Tumores pouco diferenciados podem surgir a partir de células-tronco ou progenitoras que adquirem mutações adicionais ou a partir de células somáticas que sofrem processo de desdiferenciação por meio da ativação de componentes da maquinaria de pluripotencialidade (Figura 4B). Amplificações raras ou eventos de translocação podem explicar a hiperexpressão do LIN28B em algumas neoplasias, como tumor de Wilms108.

Figura 4 - (A) O Lin28 é altamente expresso em fases precoces do desenvolvimento, em oposição ao let-7. À medida que as células vão se tornando mais diferenciadas, os níveis de Lin28 decrescem, em paralelo a um aumento concomitante do let-7. Embora aqui não representado, é esperado comportamento semelhante dos outros miRNAs reguladores do Lin28 (mir-9, mir-30 e mir-125); (B) Tumores que expressam Lin28 podem surgir de duas maneiras: a partir de células-tronco ou progenitoras que expressam Lin28 e sofrem transformação por meio de aquisição de diversas mutações genéticas ou, de forma alternativa, a partir de uma célula somática que tenha sofrido transformação pela aquisição de mutações genéticas, levando à ativação do Lin28 por meio de mecanismos genéticos ou epigenéticos, nos estágios mais tardios da tumorigênese [Adaptado de Viswanathan e Daley92]

A maneira exata pela qual o LIN28 contribui para a tumorigênese permanece um enorme campo a ser investigado. A redução da expressão do let-7 correlacionou-se com radiorresistência em estudos in vitro109. O bloqueio da expressão do LIN28 em uma linhagem de células de câncer de pulmão radiorresistentes levou ao aumento dos níveis de let-7 e redução da expressão do K-RAS, resultando em maior radiossensibilidade110.
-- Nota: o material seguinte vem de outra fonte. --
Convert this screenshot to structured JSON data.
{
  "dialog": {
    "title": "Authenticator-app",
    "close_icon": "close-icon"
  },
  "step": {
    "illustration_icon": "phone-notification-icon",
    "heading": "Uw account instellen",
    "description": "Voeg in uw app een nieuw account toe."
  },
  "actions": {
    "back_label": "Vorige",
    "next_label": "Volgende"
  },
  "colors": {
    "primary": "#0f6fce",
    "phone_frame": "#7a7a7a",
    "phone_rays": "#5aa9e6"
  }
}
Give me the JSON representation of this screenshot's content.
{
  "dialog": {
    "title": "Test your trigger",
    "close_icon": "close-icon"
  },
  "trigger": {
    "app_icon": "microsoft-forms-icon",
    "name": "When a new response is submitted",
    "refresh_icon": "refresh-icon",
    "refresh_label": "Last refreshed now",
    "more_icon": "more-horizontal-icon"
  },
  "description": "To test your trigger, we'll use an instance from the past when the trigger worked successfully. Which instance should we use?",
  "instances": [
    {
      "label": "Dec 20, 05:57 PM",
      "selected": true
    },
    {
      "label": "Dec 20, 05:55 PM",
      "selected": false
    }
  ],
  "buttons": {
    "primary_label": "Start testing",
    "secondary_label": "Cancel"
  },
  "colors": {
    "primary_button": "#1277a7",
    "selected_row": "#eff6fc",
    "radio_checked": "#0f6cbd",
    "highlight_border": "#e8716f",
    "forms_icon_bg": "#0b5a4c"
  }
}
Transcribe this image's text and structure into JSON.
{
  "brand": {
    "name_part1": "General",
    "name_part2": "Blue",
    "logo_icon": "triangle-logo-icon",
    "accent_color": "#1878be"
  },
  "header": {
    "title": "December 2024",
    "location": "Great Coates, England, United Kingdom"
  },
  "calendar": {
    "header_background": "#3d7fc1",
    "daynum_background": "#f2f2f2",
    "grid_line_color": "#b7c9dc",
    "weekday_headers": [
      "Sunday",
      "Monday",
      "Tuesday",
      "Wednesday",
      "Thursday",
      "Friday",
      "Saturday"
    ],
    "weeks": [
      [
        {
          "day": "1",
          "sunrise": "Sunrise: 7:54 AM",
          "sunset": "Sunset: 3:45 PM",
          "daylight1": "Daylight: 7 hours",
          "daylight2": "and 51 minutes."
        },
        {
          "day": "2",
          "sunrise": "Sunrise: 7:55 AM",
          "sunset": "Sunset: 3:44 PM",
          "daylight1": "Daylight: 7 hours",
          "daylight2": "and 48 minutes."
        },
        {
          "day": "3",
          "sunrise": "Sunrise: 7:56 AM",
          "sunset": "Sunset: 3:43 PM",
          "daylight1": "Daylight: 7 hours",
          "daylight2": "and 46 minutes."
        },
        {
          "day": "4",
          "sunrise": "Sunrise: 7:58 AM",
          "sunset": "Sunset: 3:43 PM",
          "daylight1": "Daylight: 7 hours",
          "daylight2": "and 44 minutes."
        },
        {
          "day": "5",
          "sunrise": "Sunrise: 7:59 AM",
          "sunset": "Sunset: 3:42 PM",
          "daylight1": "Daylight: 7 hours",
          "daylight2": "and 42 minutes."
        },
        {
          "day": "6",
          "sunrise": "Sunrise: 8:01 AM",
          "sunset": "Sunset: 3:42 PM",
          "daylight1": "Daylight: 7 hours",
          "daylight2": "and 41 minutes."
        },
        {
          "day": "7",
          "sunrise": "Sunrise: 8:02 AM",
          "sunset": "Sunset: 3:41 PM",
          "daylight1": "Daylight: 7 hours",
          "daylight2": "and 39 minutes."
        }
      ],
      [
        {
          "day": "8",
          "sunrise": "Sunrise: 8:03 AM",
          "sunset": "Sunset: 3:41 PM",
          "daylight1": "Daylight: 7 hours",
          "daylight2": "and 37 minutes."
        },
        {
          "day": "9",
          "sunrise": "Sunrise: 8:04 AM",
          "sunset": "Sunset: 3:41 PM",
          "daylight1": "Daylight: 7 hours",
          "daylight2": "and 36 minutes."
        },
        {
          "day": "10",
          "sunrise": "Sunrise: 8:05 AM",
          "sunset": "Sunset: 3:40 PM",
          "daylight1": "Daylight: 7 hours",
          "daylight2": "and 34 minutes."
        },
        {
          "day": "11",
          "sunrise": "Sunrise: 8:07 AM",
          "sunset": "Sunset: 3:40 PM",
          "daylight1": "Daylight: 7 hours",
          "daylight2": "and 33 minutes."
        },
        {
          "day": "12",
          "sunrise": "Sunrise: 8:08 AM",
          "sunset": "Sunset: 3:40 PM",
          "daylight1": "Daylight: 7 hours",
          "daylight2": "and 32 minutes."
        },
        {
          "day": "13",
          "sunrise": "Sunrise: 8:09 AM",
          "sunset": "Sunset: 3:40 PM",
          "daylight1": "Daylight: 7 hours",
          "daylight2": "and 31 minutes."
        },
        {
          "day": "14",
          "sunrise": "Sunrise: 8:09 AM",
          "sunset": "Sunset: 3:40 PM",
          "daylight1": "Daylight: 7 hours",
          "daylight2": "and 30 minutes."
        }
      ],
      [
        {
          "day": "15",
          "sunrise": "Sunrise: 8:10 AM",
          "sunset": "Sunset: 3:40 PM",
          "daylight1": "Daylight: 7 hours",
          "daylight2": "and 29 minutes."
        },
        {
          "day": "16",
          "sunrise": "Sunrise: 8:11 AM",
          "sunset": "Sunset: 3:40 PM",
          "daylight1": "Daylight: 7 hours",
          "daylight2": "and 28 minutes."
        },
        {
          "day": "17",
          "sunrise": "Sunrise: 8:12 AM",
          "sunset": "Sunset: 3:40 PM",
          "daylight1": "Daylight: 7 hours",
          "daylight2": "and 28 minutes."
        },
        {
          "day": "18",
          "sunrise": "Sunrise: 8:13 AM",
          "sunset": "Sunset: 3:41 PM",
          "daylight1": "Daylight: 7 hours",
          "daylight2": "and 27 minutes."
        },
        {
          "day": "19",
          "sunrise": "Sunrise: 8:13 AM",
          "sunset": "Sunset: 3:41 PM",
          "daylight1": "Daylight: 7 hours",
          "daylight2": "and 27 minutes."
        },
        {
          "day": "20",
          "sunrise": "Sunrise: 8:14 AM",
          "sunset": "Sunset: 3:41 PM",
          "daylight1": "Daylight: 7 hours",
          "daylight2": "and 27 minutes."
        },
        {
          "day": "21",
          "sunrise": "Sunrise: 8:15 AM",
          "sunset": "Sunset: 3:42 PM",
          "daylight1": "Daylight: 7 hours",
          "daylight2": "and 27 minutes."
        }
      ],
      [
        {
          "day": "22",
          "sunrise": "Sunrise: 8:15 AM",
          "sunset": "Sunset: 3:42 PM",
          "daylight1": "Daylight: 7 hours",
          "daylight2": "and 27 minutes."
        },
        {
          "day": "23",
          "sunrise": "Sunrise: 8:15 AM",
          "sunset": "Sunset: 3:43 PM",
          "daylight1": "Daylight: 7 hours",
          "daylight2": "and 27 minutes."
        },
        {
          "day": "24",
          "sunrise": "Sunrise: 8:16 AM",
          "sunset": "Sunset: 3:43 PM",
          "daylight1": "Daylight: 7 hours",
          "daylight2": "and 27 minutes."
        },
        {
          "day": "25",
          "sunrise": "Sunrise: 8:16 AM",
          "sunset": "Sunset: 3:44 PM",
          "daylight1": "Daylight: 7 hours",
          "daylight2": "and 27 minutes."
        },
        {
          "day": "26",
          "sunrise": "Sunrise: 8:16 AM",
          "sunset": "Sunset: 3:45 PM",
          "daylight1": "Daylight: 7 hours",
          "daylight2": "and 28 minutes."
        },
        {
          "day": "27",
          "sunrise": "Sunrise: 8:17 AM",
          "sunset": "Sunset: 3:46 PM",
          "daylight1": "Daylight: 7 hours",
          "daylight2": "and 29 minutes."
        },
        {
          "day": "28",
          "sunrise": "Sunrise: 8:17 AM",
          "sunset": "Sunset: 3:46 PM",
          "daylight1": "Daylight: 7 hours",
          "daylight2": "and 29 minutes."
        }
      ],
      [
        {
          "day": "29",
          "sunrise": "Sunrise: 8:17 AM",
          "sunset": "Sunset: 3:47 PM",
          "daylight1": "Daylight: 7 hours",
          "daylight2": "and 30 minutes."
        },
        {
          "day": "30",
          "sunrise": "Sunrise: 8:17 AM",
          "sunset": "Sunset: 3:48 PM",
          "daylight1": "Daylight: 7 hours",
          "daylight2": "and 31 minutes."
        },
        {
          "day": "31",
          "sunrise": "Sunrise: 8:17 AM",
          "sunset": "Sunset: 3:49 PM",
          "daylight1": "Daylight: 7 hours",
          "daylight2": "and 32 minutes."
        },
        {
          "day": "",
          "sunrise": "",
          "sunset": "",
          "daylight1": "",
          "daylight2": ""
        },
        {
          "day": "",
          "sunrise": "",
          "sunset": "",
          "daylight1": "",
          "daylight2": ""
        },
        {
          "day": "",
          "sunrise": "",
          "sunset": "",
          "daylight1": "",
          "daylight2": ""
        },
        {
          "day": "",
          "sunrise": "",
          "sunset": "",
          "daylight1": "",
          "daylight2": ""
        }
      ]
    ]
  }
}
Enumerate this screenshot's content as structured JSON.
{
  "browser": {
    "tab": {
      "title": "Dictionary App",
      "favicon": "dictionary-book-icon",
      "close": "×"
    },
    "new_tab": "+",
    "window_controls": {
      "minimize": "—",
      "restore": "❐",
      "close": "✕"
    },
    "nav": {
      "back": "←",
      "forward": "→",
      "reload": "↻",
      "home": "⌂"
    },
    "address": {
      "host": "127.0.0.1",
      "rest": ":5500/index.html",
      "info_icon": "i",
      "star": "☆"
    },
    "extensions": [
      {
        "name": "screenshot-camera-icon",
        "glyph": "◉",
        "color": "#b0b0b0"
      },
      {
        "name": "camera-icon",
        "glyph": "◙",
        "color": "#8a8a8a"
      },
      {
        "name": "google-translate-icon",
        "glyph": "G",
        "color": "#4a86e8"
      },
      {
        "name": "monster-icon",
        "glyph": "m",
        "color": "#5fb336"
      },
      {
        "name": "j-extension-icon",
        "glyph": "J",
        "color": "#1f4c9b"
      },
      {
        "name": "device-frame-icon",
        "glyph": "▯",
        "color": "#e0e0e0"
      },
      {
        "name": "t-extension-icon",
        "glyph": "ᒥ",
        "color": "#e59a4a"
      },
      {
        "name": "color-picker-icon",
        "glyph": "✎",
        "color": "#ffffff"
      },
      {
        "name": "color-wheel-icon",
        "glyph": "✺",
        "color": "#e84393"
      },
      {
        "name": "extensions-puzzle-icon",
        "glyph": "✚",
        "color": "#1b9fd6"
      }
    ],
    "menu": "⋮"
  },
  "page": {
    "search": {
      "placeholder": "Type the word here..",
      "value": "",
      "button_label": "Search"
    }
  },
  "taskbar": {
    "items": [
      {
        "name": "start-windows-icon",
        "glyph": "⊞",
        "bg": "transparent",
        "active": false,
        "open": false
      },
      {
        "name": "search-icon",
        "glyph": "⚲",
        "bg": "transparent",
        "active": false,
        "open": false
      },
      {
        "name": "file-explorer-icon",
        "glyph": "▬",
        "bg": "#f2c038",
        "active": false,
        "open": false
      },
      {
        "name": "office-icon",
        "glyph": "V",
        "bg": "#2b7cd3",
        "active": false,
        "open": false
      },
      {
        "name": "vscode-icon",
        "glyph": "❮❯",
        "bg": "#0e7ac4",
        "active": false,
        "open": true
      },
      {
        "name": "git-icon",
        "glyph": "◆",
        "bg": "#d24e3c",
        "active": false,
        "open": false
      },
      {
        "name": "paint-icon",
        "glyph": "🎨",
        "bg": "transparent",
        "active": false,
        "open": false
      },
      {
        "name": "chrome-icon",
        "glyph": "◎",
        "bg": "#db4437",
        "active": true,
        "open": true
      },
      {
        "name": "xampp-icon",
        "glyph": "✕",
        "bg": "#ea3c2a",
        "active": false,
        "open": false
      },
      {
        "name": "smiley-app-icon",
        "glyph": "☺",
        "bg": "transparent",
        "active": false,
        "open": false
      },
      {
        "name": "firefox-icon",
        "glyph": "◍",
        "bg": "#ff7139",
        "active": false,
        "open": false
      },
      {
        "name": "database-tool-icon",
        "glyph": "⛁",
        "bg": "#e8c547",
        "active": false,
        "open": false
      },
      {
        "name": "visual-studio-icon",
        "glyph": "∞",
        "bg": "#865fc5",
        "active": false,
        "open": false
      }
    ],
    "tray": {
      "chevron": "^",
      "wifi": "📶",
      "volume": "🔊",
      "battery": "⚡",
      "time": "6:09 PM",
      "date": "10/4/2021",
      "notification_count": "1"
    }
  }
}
Diversos estudos colocam o Lin28/Lin28b dentro de uma importante rede regulatória envolvendo o c-Myc e o let-7. O Lin28/Lin28b reprime o let-7, que por sua vez é capaz de reprimir o Lin28/Lin28b, ao se ligar à região 3’ não traduzível dos transcritos do Lin28/Lin28b, assim formando uma alça de duplo feedback negativo. Uma segunda alça de feedback existe entre o Lin28 e o c-Myc: o Lin28/Lin28b estimula o c-Myc por meio da inibição do let-7, e o c-Myc ativa a transcrição do Lin28 e Lin28b111,112. De modo importante, a estimulação do c-Myc pode também contribuir para reprimir a transcrição de vários miRNAs e ativar a transcrição de determinados miRNAs oncogênicos113. Dessa forma, esta alça Lin28/let-7/c-Myc pode, em parte, explicar a desregulação generalizada de miRNAs constatada em vários cânceres humanos114.

Recentemente, foi demonstrado ainda que a hiperexpressão do LIN28B correlaciona-se com uma maior expressão de IGF-2 em câncer epitelial de ovário115. O LIN28 pode se ligar ao RNAm do IGF-2 aumentando a eficiência da sua transcrição105. Digno de nota, o IGF-1R é um importante alvo da família let-7, e alguns estudos têm demonstrado aumento de sua expressão em tumores que hiperexpressam LIN28B, tais como carcinoma hepatocelular116 e carcinoma epidermoide de cabeça e pescoço117.

A expressão do LIN28 foi recentemente correlacionada com prognóstico ruim em diversos cânceres humanos108,118. No entanto, o papel do LIN28, um importante regulador da reprogramação celular e do processamento de miRNAs, assim como de seus miRNAs regulatórios (família let-7, mir-9, mir-30 e mir-125), não foram ainda estudados em TACs diagnosticados em crianças e adultos.